More detail on each of the steps is contained below.

Step 1: Testing the node in isolation

In this phase, the node’s system_id should be changed to differ from the main KAP system_id in use. The node is then commissioned as a single node system, with a short-cut method used to prevent the disk resource being zeroed. This ensures the node is capable of running the KAP software at a basic level.

To gain more confidence in the repaired node, run some basic DB tests. These will exercise CPU and RAM, although not networking (as the node is isolated), or disk. It is best practice to run these tests for a prolonged period to shake out any issues with the repaired hardware (e.g. failures that only present as components heat up, or are put under load).

Step 2: Make the node visible to the rest of the KAP system

  1. Stop the KAP software on all nodes by running wxserver stop.

  2. Stop the System Management Daemon (smd) on the repaired node with wxsvc stop

  3. Edit the configuration file to match the main system. This can be done by copying /opt/kognitio/wx2/etc/config to the repaired node from another node, as root. Ensure the owner and group of this file is root on all nodes.

  4. Restart the smd on the repaired node with wxsvc start

  5. Wait a few seconds, then run wxprobe -H to ensure all nodes are present, including the repaired node

Step 3: Zero disk resources on the repaired node

Only execute these steps if the replacement node has been fitted with new disks or if the UID on the original disks has changed e.g. if the node was commissioned as a single node system for testing.

  1. zero the disk on the replacement node with wxtool -Z. You can monitor the progress of the disk zeroing by viewing the output file in the current startup directory on the repaired node, and looking for lines including the string “FORMAT” - these are emitted for every 1% of progress.

  2. once zeroing has completed run wxprobe -wD to confirm the status has changed to disk_is_zeroed 1 for the disk on the replacement node and note the new UID

  3. view the clustermap for the current boot on the main system and note down the UID for the failed drive i.e. the drive marked as <virtual ds>

Step 4: Restart the system to include the repaired node

Only execute step 1 below if the replacement node has been fitted with new disks or if the UID on the original disks has changed e.g. if the node was commissioned as a single node system for testing.

  1. having noted the UID of the replacement disk(s) in step 2.6 (new UID) and the UID of the virtual diskstore(s) in step 2.7 (original UID), run wxserver start [sysimage] without recovery replace uid <original UID> with <new UID>. Typically you would include the sysimage option if you have an imaging script you can run. If you need to restart with multiple disk replacements then use wxserver start [sysimage] without recovery replace uid <old-uid-1> with <new-uid-1> uid <old-uid-2> with <new-uid-2> ...

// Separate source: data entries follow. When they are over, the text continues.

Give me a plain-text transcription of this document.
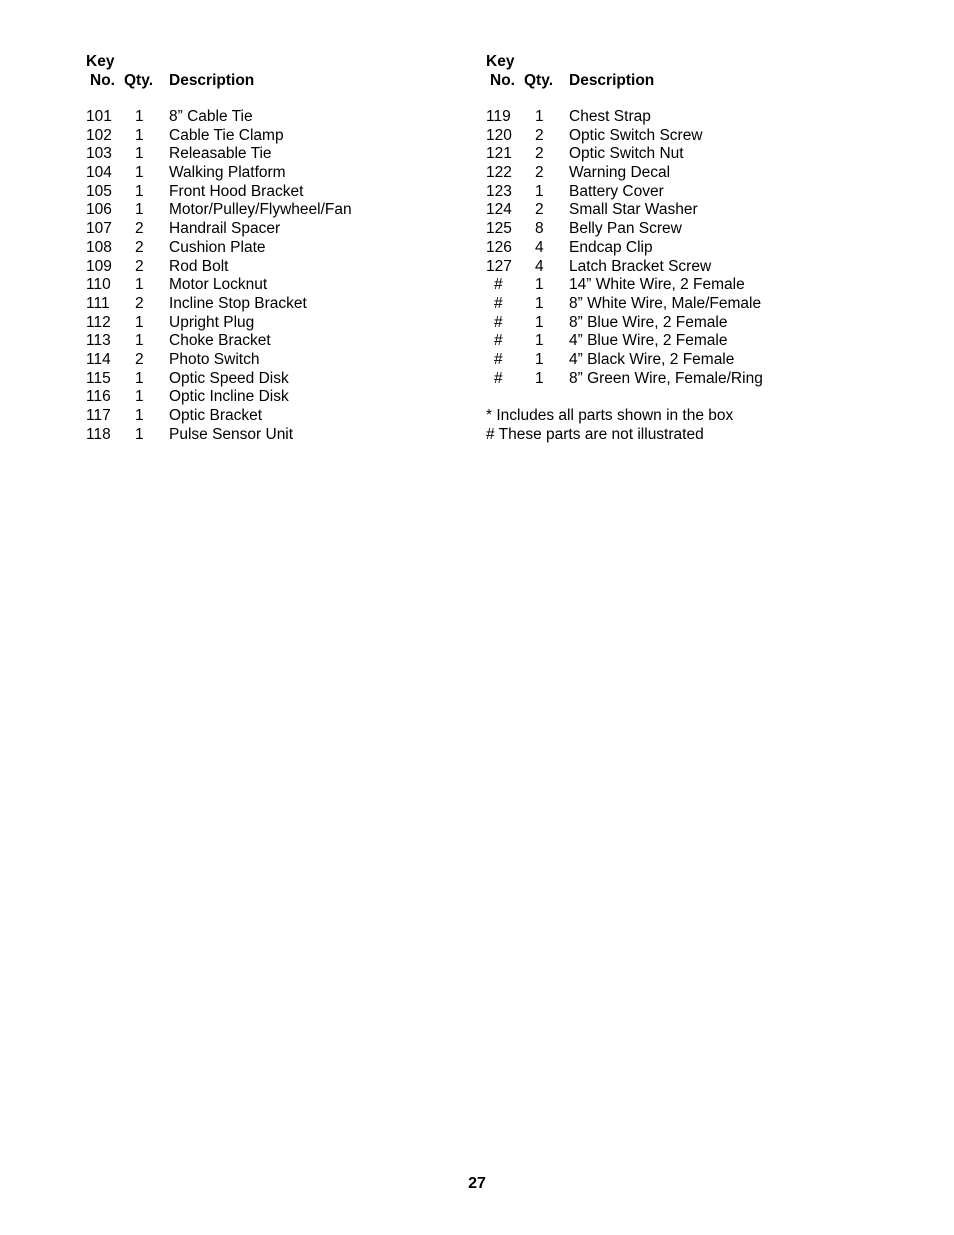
Key
No. Qty. Description
101 1 8” Cable Tie
102 1 Cable Tie Clamp
103 1 Releasable Tie
104 1 Walking Platform
105 1 Front Hood Bracket
106 1 Motor/Pulley/Flywheel/Fan
107 2 Handrail Spacer
108 2 Cushion Plate
109 2 Rod Bolt
110 1 Motor Locknut
111 2 Incline Stop Bracket
112 1 Upright Plug
113 1 Choke Bracket
114 2 Photo Switch
115 1 Optic Speed Disk
116 1 Optic Incline Disk
117 1 Optic Bracket
118 1 Pulse Sensor Unit
Key
No. Qty. Description
119 1 Chest Strap
120 2 Optic Switch Screw
121 2 Optic Switch Nut
122 2 Warning Decal
123 1 Battery Cover
124 2 Small Star Washer
125 8 Belly Pan Screw
126 4 Endcap Clip
127 4 Latch Bracket Screw
# 1 14” White Wire, 2 Female
# 1 8” White Wire, Male/Female
# 1 8” Blue Wire, 2 Female
# 1 4” Blue Wire, 2 Female
# 1 4” Black Wire, 2 Female
# 1 8” Green Wire, Female/Ring
* Includes all parts shown in the box
# These parts are not illustrated
27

Only execute step 2 below if the replacement node is using the original disks with unaltered Kognitio partitions

  1. run wxserver start [sysimage] without recovery to restart the database

Step 5: Recreate disk resources on the repaired node

If reliability features are enabled, the KAP software will automatically recreate the disk resources that have just been added. If not, recreate disk commands must be run manually to trigger the recreate. Note that a recreate disk command always returns immediately, leaving the recreate to run in the background.

  1. run select mpid,status from sys.ipe_xor_element, and make a note of the mpid’s of any disks with a status of zero. If there are no disks with a status of zero, but there are disks with a status of 4 or 7, then the disks are already recreating ,and no further work is required

  2. If there were disks with a status of 0, then for each disk, run recreate disk <mpid>;. If you then run select mpid,status from sys.ipe_xor_element, you should see each disk with a status of 4 or 7, meaning the node reintegration is complete.